Il Prof. Vincenzo Mongillo

 

Prof. Mongillo, in che modo, secondo l’attuale quadro normativo italiano e internazionale, una persona giuridica può divenire penalmente responsabile per reati connessi all’utilizzo dell’intelligenza artificiale? Esistono differenze significative tra il diritto italiano e le esperienze straniere o internazionali?

Per rispondere a questa domanda, partirei dalla normativa italiana che disciplina la responsabilità da reato degli enti, racchiusa, come sappiamo, nel d.lgs. 8 giugno 2001, n. 231. Questo testo, pur rappresentando una delle normative più strutturate in Europa in materia di responsabilità “da reato” delle persone giuridiche, non contiene oggi alcuna disposizione specifica per i casi in cui la commissione di un illecito penale sia ascrivibile, direttamente o indirettamente, all’impiego di sistemi di intelligenza artificiale. D’altro canto, allo stato, non vi è alcuna disciplina ad hoc neppure nei principali strumenti sovranazionali vincolanti, né nelle normative straniere di riferimento. In ambito euro-unitario, il testo più rilevante oggi è senza dubbio il Regolamento (UE) 2024/1689, noto come “AI Act”, approvato in via definitiva dal Consiglio dell’Unione Europea il 21 maggio 2024. Tale atto normativo introduce regole armonizzate sull’impiego dei sistemi di IA nel mercato unico europeo, con l’obiettivo di promuovere uno sviluppo tecnologico sicuro, trasparente e affidabile. Tuttavia, non affronta direttamente – anche perché ciò non sarebbe possibile, a livello UE, tramite un regolamento – la responsabilità penale delle persone fisiche, e tanto meno quella degli enti collettivi. Uno sguardo comparatistico ad altri ordinamenti conferma questo quadro interlocutorio. Le esperienze straniere non offrono oggi soluzioni compiute o modelli normativi avanzati capaci di rispondere alla sfida posta dall’autonomia operativa dei sistemi di IA nelle dinamiche di commissione di un reato. Ci troviamo dunque di fronte a un terreno ancora largamente inesplorato, che solleva interrogativi profondi sulla tenuta dei tradizionali meccanismi di imputazione e rende necessarie alcune precisazioni preliminari, tanto sul piano concettuale quanto su quello empirico.

 

Allude al fatto che alcune distinzioni sono imposte anche delle peculiarità tecnologiche dei diversi sistemi di IA?

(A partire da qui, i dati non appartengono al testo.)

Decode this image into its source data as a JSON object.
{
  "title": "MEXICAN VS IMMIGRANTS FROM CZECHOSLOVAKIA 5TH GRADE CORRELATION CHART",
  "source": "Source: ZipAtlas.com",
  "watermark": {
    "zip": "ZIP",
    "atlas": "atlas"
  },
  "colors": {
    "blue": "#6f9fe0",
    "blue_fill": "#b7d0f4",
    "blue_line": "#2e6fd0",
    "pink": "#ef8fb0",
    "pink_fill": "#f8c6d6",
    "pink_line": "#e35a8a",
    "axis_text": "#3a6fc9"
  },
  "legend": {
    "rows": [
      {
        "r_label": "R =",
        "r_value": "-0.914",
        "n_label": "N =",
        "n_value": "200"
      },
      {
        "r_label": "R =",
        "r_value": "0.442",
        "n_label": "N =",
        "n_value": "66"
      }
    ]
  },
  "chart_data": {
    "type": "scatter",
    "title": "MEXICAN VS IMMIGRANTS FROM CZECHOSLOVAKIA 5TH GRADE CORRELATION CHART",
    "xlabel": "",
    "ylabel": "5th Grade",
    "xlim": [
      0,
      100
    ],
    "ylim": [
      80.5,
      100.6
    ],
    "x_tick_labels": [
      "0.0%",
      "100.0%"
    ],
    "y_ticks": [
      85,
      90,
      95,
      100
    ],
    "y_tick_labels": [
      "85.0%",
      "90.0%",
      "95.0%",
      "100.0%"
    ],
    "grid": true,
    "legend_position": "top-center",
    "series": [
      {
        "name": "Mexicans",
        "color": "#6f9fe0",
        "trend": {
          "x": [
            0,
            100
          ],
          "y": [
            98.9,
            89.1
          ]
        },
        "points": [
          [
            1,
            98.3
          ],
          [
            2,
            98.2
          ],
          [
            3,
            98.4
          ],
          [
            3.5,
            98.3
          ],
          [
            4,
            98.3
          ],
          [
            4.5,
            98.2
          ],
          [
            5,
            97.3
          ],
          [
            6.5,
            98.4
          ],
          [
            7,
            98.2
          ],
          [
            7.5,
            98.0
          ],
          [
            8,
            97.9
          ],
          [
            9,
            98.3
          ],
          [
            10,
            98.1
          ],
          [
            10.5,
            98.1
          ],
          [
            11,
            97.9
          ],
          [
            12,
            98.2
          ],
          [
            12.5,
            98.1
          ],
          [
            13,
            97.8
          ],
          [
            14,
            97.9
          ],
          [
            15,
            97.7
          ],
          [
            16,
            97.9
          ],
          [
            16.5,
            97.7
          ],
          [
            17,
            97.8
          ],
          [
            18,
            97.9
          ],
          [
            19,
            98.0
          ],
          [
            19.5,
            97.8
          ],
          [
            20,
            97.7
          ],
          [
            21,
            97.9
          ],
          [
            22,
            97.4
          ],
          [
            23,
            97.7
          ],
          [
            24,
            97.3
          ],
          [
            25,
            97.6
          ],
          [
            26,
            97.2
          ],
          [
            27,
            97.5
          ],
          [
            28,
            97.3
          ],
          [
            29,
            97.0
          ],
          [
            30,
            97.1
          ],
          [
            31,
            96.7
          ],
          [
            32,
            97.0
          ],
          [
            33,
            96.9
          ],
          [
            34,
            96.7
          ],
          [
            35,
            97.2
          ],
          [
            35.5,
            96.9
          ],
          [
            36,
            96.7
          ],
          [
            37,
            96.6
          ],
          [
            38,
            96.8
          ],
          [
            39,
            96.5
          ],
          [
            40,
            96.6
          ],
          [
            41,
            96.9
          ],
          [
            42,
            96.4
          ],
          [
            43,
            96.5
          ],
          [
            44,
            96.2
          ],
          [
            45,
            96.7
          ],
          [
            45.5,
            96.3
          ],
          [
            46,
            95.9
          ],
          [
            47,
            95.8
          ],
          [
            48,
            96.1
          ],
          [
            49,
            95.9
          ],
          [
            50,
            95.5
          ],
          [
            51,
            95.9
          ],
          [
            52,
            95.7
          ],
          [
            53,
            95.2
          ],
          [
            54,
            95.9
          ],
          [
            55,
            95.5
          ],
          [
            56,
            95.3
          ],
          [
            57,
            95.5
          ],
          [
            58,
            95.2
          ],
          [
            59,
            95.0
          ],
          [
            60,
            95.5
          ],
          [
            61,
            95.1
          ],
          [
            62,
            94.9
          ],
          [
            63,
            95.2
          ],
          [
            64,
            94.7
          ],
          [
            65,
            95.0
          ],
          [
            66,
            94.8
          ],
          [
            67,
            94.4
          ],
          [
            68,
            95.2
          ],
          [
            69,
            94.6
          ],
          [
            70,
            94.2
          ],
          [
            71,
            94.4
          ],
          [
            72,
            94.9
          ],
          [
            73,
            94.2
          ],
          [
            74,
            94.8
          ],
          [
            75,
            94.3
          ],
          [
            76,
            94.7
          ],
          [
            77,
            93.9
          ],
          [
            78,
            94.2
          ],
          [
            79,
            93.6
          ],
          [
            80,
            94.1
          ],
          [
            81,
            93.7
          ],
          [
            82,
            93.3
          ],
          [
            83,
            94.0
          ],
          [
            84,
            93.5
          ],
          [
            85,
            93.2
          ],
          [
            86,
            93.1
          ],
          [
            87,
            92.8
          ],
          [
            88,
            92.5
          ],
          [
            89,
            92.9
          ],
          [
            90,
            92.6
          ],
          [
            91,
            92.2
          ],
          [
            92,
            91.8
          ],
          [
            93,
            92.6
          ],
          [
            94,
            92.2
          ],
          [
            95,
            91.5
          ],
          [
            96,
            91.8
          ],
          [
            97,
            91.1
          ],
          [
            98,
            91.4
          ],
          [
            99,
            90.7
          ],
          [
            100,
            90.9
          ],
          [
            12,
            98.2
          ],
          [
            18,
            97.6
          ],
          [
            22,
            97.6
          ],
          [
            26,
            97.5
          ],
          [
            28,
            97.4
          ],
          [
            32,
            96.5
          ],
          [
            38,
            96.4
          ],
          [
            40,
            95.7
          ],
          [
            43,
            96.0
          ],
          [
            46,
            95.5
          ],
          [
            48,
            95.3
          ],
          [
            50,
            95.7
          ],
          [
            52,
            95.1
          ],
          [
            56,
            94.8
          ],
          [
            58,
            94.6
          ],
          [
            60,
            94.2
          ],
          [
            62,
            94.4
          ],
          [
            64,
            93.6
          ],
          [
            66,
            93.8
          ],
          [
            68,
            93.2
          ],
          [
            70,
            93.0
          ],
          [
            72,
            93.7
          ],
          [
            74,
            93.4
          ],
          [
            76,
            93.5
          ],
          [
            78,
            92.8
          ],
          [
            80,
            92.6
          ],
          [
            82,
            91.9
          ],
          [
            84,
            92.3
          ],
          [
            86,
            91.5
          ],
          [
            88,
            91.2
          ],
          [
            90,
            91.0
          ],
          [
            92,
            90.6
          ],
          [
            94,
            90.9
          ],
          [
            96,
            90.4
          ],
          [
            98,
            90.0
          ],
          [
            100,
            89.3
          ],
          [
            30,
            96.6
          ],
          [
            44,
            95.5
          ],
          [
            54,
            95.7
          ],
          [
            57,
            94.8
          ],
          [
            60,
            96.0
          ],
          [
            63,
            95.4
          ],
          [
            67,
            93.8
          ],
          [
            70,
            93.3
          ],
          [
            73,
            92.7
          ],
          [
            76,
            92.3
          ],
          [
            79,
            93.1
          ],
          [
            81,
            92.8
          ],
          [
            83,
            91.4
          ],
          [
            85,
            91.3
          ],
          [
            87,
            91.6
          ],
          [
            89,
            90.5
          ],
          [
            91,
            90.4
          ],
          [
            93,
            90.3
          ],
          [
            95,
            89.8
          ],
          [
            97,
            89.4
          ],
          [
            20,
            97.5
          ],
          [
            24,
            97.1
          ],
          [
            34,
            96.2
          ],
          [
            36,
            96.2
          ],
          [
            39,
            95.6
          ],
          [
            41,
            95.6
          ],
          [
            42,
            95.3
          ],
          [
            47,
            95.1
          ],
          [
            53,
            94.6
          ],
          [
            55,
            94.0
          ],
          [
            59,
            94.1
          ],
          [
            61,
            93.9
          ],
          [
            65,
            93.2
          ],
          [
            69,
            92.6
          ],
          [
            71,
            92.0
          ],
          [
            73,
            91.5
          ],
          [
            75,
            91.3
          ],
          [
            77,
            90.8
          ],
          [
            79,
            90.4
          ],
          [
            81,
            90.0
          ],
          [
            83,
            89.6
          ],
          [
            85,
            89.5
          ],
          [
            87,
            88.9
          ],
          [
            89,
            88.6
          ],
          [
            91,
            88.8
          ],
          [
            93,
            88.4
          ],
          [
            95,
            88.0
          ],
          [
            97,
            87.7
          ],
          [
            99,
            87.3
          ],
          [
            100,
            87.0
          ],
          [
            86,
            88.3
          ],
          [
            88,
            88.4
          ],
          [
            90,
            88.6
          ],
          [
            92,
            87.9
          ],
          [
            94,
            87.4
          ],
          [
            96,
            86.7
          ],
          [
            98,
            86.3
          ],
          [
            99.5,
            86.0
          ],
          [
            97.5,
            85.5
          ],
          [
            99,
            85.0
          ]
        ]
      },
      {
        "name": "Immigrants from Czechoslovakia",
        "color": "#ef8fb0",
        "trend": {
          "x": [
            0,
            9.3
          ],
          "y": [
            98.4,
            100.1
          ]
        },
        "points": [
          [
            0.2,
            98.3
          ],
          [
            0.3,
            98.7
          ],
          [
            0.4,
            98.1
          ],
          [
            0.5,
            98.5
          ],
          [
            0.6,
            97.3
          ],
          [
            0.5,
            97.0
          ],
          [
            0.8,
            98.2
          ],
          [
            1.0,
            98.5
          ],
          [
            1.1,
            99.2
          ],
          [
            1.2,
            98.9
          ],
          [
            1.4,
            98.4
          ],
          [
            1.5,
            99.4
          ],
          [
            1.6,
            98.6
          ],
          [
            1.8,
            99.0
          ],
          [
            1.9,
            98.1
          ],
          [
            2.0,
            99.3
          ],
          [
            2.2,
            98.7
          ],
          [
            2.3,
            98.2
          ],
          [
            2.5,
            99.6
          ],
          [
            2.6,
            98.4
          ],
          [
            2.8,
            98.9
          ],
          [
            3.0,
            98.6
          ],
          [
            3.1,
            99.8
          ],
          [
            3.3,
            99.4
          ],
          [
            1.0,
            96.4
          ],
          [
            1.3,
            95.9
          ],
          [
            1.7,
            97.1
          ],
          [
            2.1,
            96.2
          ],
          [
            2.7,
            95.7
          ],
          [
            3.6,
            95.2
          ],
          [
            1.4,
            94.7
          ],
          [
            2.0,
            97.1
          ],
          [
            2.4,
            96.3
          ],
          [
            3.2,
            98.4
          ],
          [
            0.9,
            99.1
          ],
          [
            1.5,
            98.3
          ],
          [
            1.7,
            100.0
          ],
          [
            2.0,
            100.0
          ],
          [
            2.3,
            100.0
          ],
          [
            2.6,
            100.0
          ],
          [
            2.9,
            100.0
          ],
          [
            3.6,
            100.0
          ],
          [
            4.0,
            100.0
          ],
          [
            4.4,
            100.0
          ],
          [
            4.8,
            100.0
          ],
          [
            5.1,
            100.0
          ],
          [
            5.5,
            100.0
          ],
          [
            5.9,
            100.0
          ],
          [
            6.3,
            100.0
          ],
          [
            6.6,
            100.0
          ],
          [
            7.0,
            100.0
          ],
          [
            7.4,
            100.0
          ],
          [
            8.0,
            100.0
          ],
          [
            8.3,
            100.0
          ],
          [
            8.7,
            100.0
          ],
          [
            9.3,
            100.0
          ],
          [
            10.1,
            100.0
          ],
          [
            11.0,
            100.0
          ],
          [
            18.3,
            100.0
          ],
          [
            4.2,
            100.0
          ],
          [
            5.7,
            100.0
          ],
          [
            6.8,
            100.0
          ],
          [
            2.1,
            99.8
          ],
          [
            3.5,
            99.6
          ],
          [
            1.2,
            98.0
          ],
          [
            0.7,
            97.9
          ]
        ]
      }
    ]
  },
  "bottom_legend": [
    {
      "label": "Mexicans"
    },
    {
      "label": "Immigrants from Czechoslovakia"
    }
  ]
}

Senz’altro. Alcune differenziazioni risultano inevitabili proprio in ragione delle specifiche caratteristiche tecnologiche dei diversi sistemi di intelligenza artificiale. I maggiori nodi riguardano i sistemi di IA completamente autonomi che, mediante tecniche di machine learning, possono innescare decisioni svincolate dall’intervento umano e provocare eventi lesivi del tutto imprevedibili ex ante per i programmatori, i produttori o gli utenti finali. Si pensi – in via di esempio – a un abuso di mercato realizzato da un software di trading algoritmico che opera in borsa senza istruzioni specifiche, oppure ai danni fisici a terzi (omicidio colposo, lesioni personali colpose) causati da un robot a conduzione autonoma. Si tratta di casi estremi, ma tutt’altro che ipotetici: già oggi non appartengono più alla sola teoria e sono ormai comuni, in varia misura, a tutti gli ordinamenti. Ci si chiede, allora, se – e in che modo – sia possibile attribuire una responsabilità penale o “para-penale” all’azione od omissione di un essere umano a una società che abbia tratto vantaggio, magari in termini di profitto, dall’operato di un sistema di intelligenza artificiale. Questo è un dilemma tuttora aperto: l’ordinamento penale è costruito attorno all’azione o omissione di un essere umano, dotato di coscienza e volontà, sicché imputare un reato direttamente a un’entità priva di autodeterminazione – la “macchina” – appare insostenibile o comunque sarebbe pura fictio. D’altro canto, anche ricondurre il fatto all’uomo, ad esempio al programmatore o al dirigente che ha deciso l’impiego dell’IA, può risultare problematico quando l’esito dannoso è frutto dell’autonomia operativa della macchina e non era ex ante prevedibile né evitabile attraverso cautele ragionevoli. Ciò riporta, evidentemente, al quesito iniziale: tali eventi possono rimanere del tutto privi di risposta punitiva?

 

Per i sistemi di IA non autonomi il discorso cambia?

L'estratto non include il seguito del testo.